Small Molecule Microarray Based Discovery of PARP14 Inhibitors
Peng, Bo,Thorsell, Ann-Gerd,Karlberg, Tobias,Schüler, Herwig,Yao, Shao Q.
supporting information, p. 248 - 253 (2016/12/30)
Poly(ADP-ribose) polymerases (PARPs) are key enzymes in a variety of cellular processes. Most small-molecule PARP inhibitors developed to date have been against PARP1, and suffer from poor selectivity. PARP14 has recently emerged as a potential therapeutic target, but its inhibitor development has trailed behind.

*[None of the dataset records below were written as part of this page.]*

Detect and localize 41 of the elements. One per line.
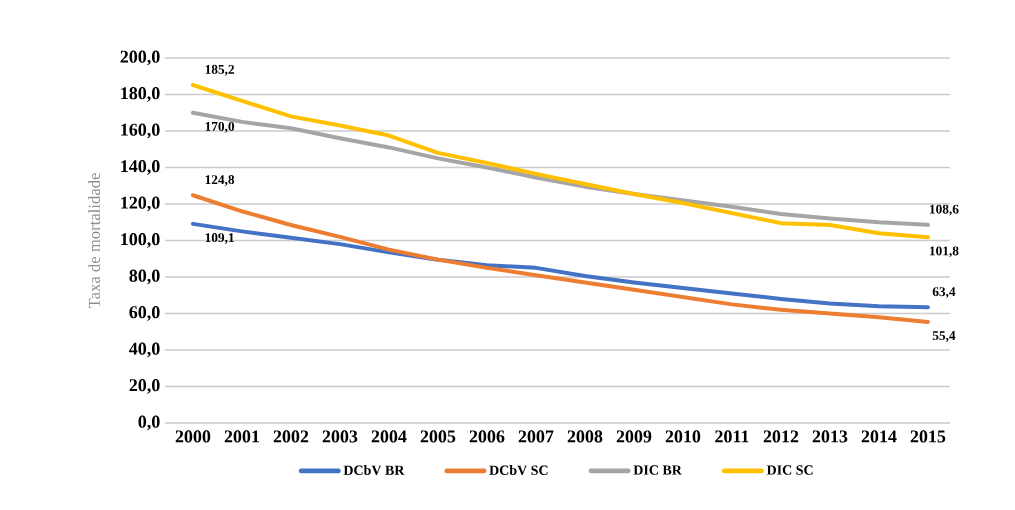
y-axis-title: Taxa de mortalidade: [88, 173, 100, 309]
annotation: 63,4: [932, 287, 956, 299]
y-tick-label: 20,0: [129, 379, 160, 394]
y-tick-label: 40,0: [129, 342, 160, 358]
x-tick-label: 2014: [861, 430, 897, 443]
x-tick-label: 2006: [469, 430, 505, 443]
x-tick-label: 2007: [518, 430, 554, 443]
annotation: 101,8: [930, 246, 959, 258]
x-tick-label: 2015: [910, 430, 946, 443]
x-tick-label: 2011: [715, 430, 749, 443]
x-tick-label: 2000: [175, 430, 211, 443]
x-tick-label: 2008: [567, 430, 603, 443]
annotation: 109,1: [205, 233, 234, 245]
y-tick-label: 160,0: [121, 123, 160, 139]
annotation: 124,8: [205, 175, 235, 187]
x-tick-label: 2013: [812, 430, 848, 443]
y-tick-label: 200,0: [120, 50, 160, 66]
legend-label: DIC SC: [766, 465, 813, 475]
x-tick-label: 2003: [322, 430, 358, 443]
y-tick-label: 60,0: [129, 306, 160, 321]
annotation: 108,6: [930, 204, 959, 216]
y-tick-label: 0,0: [138, 415, 160, 431]
annotation: 185,2: [205, 64, 235, 76]
line-series: [190, 221, 930, 310]
x-tick-label: 2005: [420, 430, 456, 443]
y-tick-label: 120,0: [121, 196, 160, 212]
legend-label: DIC BR: [633, 465, 682, 475]
x-tick-label: 2010: [665, 430, 701, 443]
y-tick-label: 140,0: [121, 160, 160, 175]
x-tick-label: 2009: [616, 430, 652, 443]
y-tick-label: 180,0: [121, 87, 160, 102]
x-tick-label: 2012: [763, 430, 799, 443]
x-tick-label: 2001: [224, 430, 260, 443]
x-tick-label: 2002: [273, 430, 309, 443]
y-tick-label: 100,0: [121, 233, 160, 248]
annotation: 170,0: [205, 121, 235, 133]
legend-label: DCbV SC: [489, 465, 548, 476]
annotation: 55,4: [932, 331, 956, 342]
legend-label: DCbV BR: [343, 465, 405, 476]
x-tick-label: 2004: [371, 430, 407, 443]
y-tick-label: 80,0: [129, 269, 160, 285]
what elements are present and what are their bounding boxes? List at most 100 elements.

Herein, we describe a small molecule microarray-based strategy for high-throughput synthesis, screening of >1000 potential bidentate inhibitors of PARPs, and the successful discovery of a potent PARP14 inhibitor H10 with >20-fold selectivity over PARP1. Co-crystallization of the PARP14/H10 complex indicated H10 bound to both the nicotinamide and the adenine subsites. Further structure–activity relationship studies identified important binding elements in the adenine subsite. In tumor cells, H10 was able to chemically knockdown endogenous PARP14 activities.